I think most of us have, again, a sense of what constitutes a "natural" regimen - of diet, exercise, etc. - and would have no problem with science identifying what natural regimen best suits the human organism and makes us most fit, physically and mentally. We sense a shift in moral ground when we start talking about interventions that make us more than naturally fit. But is there really any difference between eating more fish and getting smarter and taking a pill and getting smarter? And is there really any difference between taking a pill and altering the expression of our genes?
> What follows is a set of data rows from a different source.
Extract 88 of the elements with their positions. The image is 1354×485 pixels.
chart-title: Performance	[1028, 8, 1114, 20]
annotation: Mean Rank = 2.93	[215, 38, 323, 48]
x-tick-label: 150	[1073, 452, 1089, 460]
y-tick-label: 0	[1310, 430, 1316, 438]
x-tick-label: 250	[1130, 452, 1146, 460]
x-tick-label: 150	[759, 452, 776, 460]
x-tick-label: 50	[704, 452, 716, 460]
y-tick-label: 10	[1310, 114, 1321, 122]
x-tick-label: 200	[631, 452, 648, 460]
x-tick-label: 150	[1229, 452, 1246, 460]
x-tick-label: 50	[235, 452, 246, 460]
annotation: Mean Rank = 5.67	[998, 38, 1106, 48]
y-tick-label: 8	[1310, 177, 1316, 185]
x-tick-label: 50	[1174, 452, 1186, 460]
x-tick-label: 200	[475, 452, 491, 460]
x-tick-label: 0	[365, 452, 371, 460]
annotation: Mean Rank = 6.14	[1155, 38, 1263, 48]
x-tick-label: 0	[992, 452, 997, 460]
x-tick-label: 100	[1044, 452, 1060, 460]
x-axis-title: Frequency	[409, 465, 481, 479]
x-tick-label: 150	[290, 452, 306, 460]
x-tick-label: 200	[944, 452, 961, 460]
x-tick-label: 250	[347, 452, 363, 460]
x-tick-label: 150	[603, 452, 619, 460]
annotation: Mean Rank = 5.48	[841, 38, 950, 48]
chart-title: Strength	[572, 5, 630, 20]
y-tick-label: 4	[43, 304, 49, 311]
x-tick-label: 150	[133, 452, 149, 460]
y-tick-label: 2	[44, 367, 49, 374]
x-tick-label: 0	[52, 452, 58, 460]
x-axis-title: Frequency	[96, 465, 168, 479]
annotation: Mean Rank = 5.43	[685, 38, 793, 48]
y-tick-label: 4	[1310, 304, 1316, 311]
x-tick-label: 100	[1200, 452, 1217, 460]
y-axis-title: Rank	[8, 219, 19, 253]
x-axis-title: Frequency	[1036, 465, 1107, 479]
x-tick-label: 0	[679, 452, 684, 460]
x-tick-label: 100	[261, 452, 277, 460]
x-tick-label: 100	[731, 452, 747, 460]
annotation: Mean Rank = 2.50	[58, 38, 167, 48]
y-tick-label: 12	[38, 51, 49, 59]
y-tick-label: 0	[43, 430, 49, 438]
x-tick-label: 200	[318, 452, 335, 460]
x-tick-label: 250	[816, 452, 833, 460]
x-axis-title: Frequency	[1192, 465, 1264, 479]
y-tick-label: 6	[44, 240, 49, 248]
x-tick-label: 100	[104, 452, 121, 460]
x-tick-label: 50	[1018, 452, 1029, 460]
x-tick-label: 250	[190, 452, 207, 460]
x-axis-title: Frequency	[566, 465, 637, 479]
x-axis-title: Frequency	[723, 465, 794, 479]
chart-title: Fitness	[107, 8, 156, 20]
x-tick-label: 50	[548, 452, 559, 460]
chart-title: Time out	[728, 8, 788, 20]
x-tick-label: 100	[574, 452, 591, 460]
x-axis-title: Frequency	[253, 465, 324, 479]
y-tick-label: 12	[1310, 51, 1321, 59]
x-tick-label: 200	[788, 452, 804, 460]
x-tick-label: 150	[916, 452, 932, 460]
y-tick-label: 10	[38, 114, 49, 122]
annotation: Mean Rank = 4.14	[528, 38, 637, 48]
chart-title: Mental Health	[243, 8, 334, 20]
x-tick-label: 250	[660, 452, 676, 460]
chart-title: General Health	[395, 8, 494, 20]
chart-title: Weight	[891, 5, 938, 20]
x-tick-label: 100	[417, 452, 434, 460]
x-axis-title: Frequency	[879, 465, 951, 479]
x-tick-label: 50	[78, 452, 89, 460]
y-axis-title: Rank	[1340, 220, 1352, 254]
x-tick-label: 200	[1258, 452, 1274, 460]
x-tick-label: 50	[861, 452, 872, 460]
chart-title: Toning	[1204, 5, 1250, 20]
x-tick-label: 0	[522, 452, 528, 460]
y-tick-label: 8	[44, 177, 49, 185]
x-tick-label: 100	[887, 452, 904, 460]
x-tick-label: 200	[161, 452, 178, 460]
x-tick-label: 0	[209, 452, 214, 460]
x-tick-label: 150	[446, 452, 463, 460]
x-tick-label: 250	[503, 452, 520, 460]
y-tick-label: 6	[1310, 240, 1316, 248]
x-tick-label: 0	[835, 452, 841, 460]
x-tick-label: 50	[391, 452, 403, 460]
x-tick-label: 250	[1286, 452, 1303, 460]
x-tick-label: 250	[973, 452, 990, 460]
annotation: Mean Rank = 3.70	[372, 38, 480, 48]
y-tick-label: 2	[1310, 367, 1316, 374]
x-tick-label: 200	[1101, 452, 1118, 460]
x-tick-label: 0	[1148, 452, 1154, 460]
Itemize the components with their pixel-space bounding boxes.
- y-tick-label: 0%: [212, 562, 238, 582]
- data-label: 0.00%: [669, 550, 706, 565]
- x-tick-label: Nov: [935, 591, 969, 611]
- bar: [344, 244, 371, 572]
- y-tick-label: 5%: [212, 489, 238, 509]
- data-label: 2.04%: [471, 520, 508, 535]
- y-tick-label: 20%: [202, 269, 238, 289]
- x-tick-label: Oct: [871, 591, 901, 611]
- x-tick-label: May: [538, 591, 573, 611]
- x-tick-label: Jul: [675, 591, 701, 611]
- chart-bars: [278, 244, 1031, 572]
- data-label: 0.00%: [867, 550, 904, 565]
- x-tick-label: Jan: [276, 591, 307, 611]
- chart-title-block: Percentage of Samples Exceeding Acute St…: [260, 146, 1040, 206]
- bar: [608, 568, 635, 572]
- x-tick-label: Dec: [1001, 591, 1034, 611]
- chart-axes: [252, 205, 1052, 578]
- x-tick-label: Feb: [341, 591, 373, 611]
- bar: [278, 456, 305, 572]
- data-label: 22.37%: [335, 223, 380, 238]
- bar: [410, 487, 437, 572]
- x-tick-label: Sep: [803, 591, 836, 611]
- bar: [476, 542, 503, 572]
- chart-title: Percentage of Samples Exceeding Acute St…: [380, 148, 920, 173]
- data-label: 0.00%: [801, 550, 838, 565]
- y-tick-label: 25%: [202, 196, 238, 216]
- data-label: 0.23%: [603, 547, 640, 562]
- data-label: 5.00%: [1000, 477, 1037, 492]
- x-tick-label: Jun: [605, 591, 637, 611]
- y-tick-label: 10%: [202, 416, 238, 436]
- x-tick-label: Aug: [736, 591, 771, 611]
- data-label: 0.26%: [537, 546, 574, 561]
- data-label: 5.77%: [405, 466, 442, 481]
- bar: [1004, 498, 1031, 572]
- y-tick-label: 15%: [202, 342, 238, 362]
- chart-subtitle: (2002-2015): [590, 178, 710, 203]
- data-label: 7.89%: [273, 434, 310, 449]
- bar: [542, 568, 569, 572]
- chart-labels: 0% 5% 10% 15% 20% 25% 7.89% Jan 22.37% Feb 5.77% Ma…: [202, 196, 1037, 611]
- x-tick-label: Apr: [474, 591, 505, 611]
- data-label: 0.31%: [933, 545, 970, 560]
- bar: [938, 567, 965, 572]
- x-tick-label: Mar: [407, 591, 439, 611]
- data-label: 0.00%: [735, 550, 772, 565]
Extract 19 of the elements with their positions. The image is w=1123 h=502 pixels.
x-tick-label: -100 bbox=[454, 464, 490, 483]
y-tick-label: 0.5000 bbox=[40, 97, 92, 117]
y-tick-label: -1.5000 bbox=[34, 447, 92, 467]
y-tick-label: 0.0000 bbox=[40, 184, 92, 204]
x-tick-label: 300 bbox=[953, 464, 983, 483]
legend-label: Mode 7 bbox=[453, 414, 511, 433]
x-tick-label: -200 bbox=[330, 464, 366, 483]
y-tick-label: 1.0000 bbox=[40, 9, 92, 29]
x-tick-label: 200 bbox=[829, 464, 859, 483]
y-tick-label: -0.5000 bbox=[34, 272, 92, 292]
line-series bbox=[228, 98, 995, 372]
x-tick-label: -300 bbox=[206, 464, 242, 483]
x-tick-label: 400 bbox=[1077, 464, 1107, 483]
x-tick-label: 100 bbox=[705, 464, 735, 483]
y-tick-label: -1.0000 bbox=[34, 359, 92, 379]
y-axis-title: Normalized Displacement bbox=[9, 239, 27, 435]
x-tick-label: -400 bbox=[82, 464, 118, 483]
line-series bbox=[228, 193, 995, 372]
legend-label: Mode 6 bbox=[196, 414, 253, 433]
Okay, let's take a hard line again: there's nothing wrong with wanting kids with higher IQs. It's morally right to do what's best for your children, so it's morally right to do whatever - from better diet to gene therapy - to raise your kid's IQs. In fact, this kind of intervention is more moral than the kinds of intensive training regimens that many pressure-cooker kids go through these days, because neither better diet nor gene therapy will deform a kid's personality the way incessant flash-card practice will. So bring it on.
So where do we draw the line? A higher IQ is good. What about a longer attention span? Quicker reflexes? Longer legs? A more winning personality? Clearer skin? Blonder hair? More sex appeal? Less sex appeal? When do we cross the line from "I'm only doing what's best for my child" to "I'm trying to engineer the best child?" The former, I think most would agree, is good. The latter, I think most would agree, is bad. Where's the line?
It's not clear where the hard lines are in any of these cases. Where do you draw the line between difference and disability? Where do you draw the line between maximizing your potential and engineering your potential? Does normal human biology have any special moral status? Does your particular nature have any moral status? These are the questions that need to be answered to speak intelligently about these matters. The extreme answers - all intervention is wrong because it is Promethean hubris; all intervention is fine because freedom should be maximized - are not, in fact, morally serious.